Why do I love it so much?
- The setting: who hasn’t dreamed of living somewhere romantic like a castle? While it seems like it would be terribly impractical – and is demonstrated to be so throughout the novel – it provides an appropriately dramatic and picturesque backdrop. I love the opening images of the novel, of the three women in the kitchen busying themselves with the business of life as much as they can stand. The setting really does provide a good reflection as well of the erosion of the gentility in England of the first part of the 20th century.
- The characters: Cassandra is one of my favourite literary characters of all time. Yes, she’s somewhat whiny, introspective, and naval-gazy, but whom among us wasn’t at 17? I love the journey she goes on from writing about things she’s never experienced – mainly love – to actually experiencing them for herself. In many ways she’s led a very sheltered life and it’s fascinating to watch her try to navigate a world that she’s not really prepared to face. The novel ends in such an open manner (I promise that’s not a spoiler) that you could really imagine her going on to do anything with her life. There are some fantastic side characters – I love Thomas, the younger brother, who seems to bear the slings and arrows of misfortune much more stolidly that either of his sisters. Then there’s Rose. Rose is such a complicated character, and on certain readthroughs I’ve disliked her strongly, as she seems utterly self-centred and often seems to be awfully sneery. I think as I’ve got older though I appreciate that she’s only acting that way out of self-preservation and a mistaken idea of what she needs to do to survive a world that’s no longer really set up for girls like her. Which brings me to…

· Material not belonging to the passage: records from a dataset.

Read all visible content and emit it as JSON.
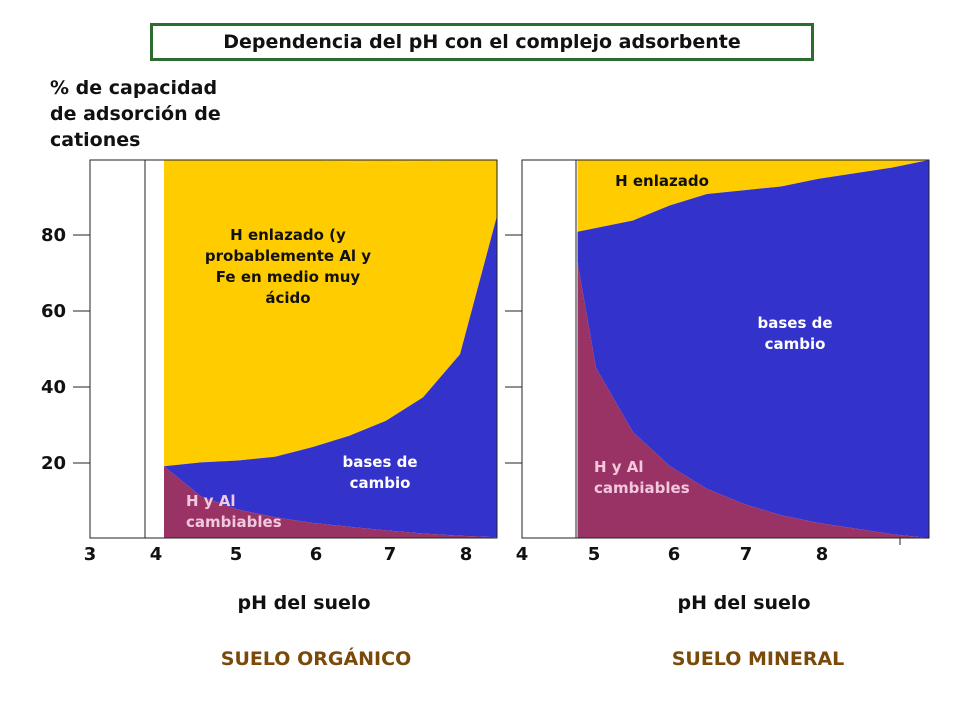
{
  "title": "Dependencia del pH con el complejo adsorbente",
  "y_axis_label": "% de capacidad\nde adsorción de\ncationes",
  "colors": {
    "h_enlazado": "#ffcc00",
    "bases_de_cambio": "#3333cc",
    "h_y_al": "#993366",
    "title_border": "#2e6b2e",
    "footer_text": "#7a4a0a"
  },
  "chart_data": [
    {
      "type": "area",
      "title": "SUELO ORGÁNICO",
      "xlabel": "pH del suelo",
      "ylabel": "% de capacidad de adsorción de cationes",
      "x_ticks": [
        "3",
        "4",
        "5",
        "6",
        "7",
        "8"
      ],
      "y_ticks": [
        "20",
        "40",
        "60",
        "80"
      ],
      "xlim": [
        3,
        8.5
      ],
      "ylim": [
        0,
        100
      ],
      "series": [
        {
          "name": "H y Al cambiables",
          "color_key": "h_y_al",
          "x": [
            4,
            4.5,
            5,
            5.5,
            6,
            6.5,
            7,
            7.5,
            8,
            8.5
          ],
          "y": [
            19,
            11,
            7.5,
            5.5,
            4,
            3,
            2,
            1.2,
            0.6,
            0.2
          ]
        },
        {
          "name": "bases de cambio",
          "color_key": "bases_de_cambio",
          "x": [
            4,
            4.5,
            5,
            5.5,
            6,
            6.5,
            7,
            7.5,
            8,
            8.5
          ],
          "y": [
            0,
            9,
            13,
            16,
            20,
            24,
            29,
            36,
            48,
            85
          ]
        },
        {
          "name": "H enlazado (y probablemente Al y Fe en medio muy ácido",
          "color_key": "h_enlazado",
          "x": [
            4,
            4.5,
            5,
            5.5,
            6,
            6.5,
            7,
            7.5,
            8,
            8.5
          ],
          "y": [
            81,
            80,
            79.5,
            78.5,
            76,
            72.5,
            68,
            62.5,
            51.4,
            14.8
          ]
        }
      ],
      "region_labels": [
        {
          "text": "H enlazado (y\nprobablemente Al y\nFe en medio muy\nácido",
          "color_key": "h_enlazado"
        },
        {
          "text": "bases de\ncambio",
          "color_key": "bases_de_cambio"
        },
        {
          "text": "H y Al\ncambiables",
          "color_key": "h_y_al"
        }
      ],
      "footer": "SUELO ORGÁNICO"
    },
    {
      "type": "area",
      "title": "SUELO MINERAL",
      "xlabel": "pH del suelo",
      "x_ticks": [
        "4",
        "5",
        "6",
        "7",
        "8"
      ],
      "y_ticks": [
        "20",
        "40",
        "60",
        "80"
      ],
      "xlim": [
        4,
        9.5
      ],
      "ylim": [
        0,
        100
      ],
      "series": [
        {
          "name": "H y Al cambiables",
          "color_key": "h_y_al",
          "x": [
            4.75,
            5,
            5.5,
            6,
            6.5,
            7,
            7.5,
            8,
            8.5,
            9,
            9.5
          ],
          "y": [
            73,
            45,
            28,
            19,
            13,
            9,
            6,
            4,
            2.5,
            1,
            0
          ]
        },
        {
          "name": "bases de cambio",
          "color_key": "bases_de_cambio",
          "x": [
            4.75,
            5,
            5.5,
            6,
            6.5,
            7,
            7.5,
            8,
            8.5,
            9,
            9.5
          ],
          "y": [
            8,
            37,
            56,
            69,
            78,
            83,
            87,
            91,
            94,
            97,
            100
          ]
        },
        {
          "name": "H enlazado",
          "color_key": "h_enlazado",
          "x": [
            4.75,
            5,
            5.5,
            6,
            6.5,
            7,
            7.5,
            8,
            8.5,
            9,
            9.5
          ],
          "y": [
            19,
            18,
            16,
            12,
            9,
            8,
            7,
            5,
            3.5,
            2,
            0
          ]
        }
      ],
      "region_labels": [
        {
          "text": "H enlazado",
          "color_key": "h_enlazado"
        },
        {
          "text": "bases de\ncambio",
          "color_key": "bases_de_cambio"
        },
        {
          "text": "H y Al\ncambiables",
          "color_key": "h_y_al"
        }
      ],
      "footer": "SUELO MINERAL"
    }
  ]
}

- How the book changes as you age: this is definitely a book that reads different depending on how old you are and what your circumstances are when you read it. The obvious example is the various romances that occur – though I don’t want to go too deeply into that and spoil the surprises of the book! But it’s not just that. The first time I read this I didn’t really have the understanding of class that I do now, and especially not in the context of the English gentility. I’m hardly an expert now but I definitely have more of an appreciation of the context of the Mortmain’s slide into poverty. There’s also the father, James Mortmain. The older I am, the more unacceptable I find his behaviour throughout the book! Much like my changing reaction to Mr Bennet in Pride and Prejudice, I find it deeply difficult to excuse his abdication of responsibility towards his children now, in a way I didn’t really think about as a child.
- The format: I LOVE epistolary novels. Diary format, letters, emails, any kind of ephemera, I’m all over it. I’m not sure why I love them so deeply. I think, for whatever reason, they give me an easier window into a particular character or set of characters, and in some ways feel less artificial than first person or an omniscient narrator? Not that I dislike those, but there’s something about epistolary novels that just work for me.